Bagaimana reaksi kita?

Kebanyakan dari kita akan bereaksi dengan segera memberikan uang, tidak tahan melihat dan mendengarkan suara falsnya lama-lama disitu, kan?

Berbeda jika pengamen yang datang rapi, main musiknya enak, suaranya merdu merayu, dan membawakan lagu-lagu kesukaan kita.

Bagaimana reaksi kita?

Pastinya kita akan menikmati apa yang dibawakan pengamen itu, membiarkannya bernyanyi sampai selesai, lama pun tidak masalah, dan kalau perlu kita suruh bernyanyi lagi.

Kalau pengamennya seperti itu, sampai sealbum pun kita rela mendengarkan, dan mau membayar dengan jumlah yang besar, mungkin sepuluh, dua puluh, atau bahkan seratus ribu. Kalau yang pengamen urakan tadi, paling cuma lima ratus rupiah atau paling banter selembar uang dua ribu rupiah.

Mungkin begitu pula cara Tuhan melihat kita yang taat dan setia menghadap-Nya.

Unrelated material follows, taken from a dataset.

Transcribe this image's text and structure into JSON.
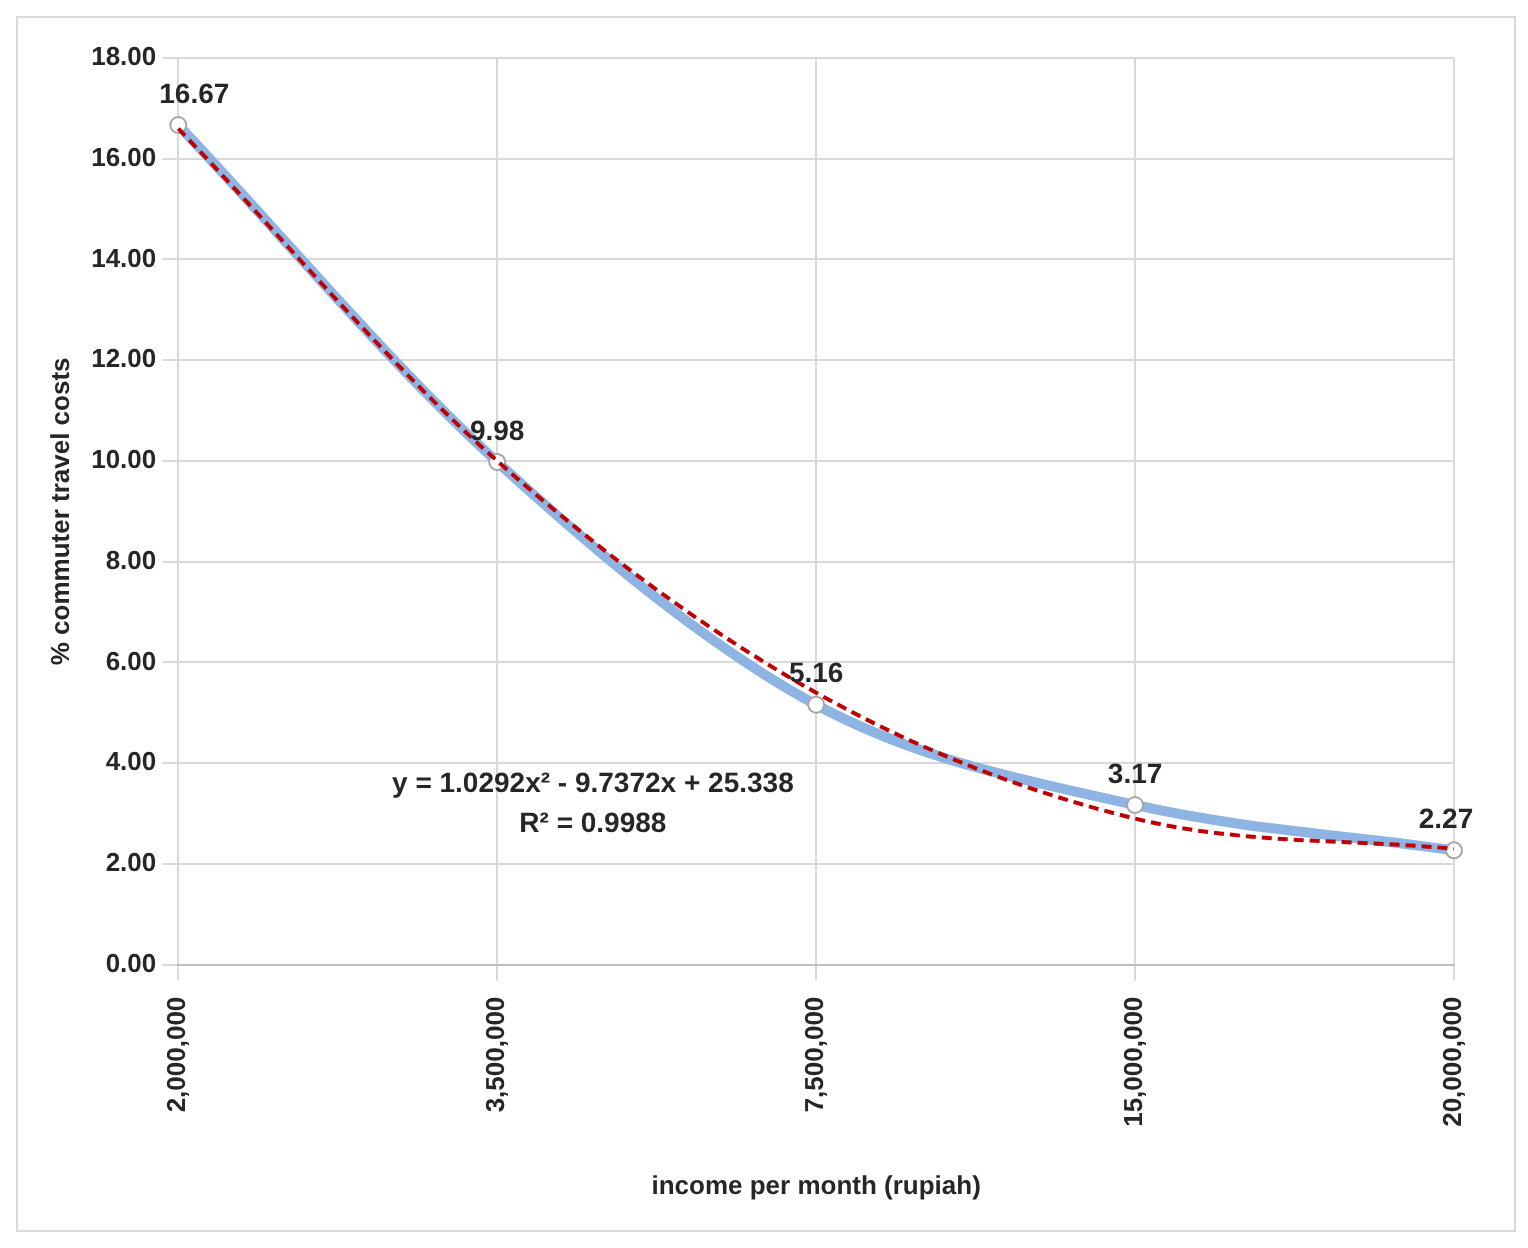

Tuhan betah dan suka mendengarkan doa kita dan melihat kita berdoa. Tuhan tersenyum dan bahkan tertawa melihat kita yang punya tekad kuat untuk berdoa, walaupun sambil terkantuk-kantuk.

Tuhan sepertinya ingin sering bertemu kita dalam waktu yang lama lewat doa. Bagi Tuhan, sebenarnya hal yang mudah untuk memberikan apa yang kita mau. Namun, Dia ingin menahan kita lebih lama, agar lebih intim bermesraan dengan-Nya. Lalu kemudian di penghujung nanti, apa yang kita dapatkan jauh lebih besar dan indah dari apa yang kita minta dalam doa, pada waktu-Nya.


#hanya.bagi.yang.cocok

#BukanSiapaSiapa

Ketika seorang memanggil Anda babi, idiot, atau apapun, Anda tidak perlu mendengarkannya. Kita mendengarkannya karena kita tertarik kepadanya; kita terlibat dengannya dan melekat pada dunia suara itu. Suara hanya datang sesuai alaminya. Ada suara indah, suara gila, dan suara burung. Sebagian burung bersuara merdu, dan sebagian lagi, seperti gagak, suaranya mengerikan. Namun, itu bukanlah salah gagak; begitulah alaminya mereka. Itu saja. Itu tidak ada hubungannya dengan kita.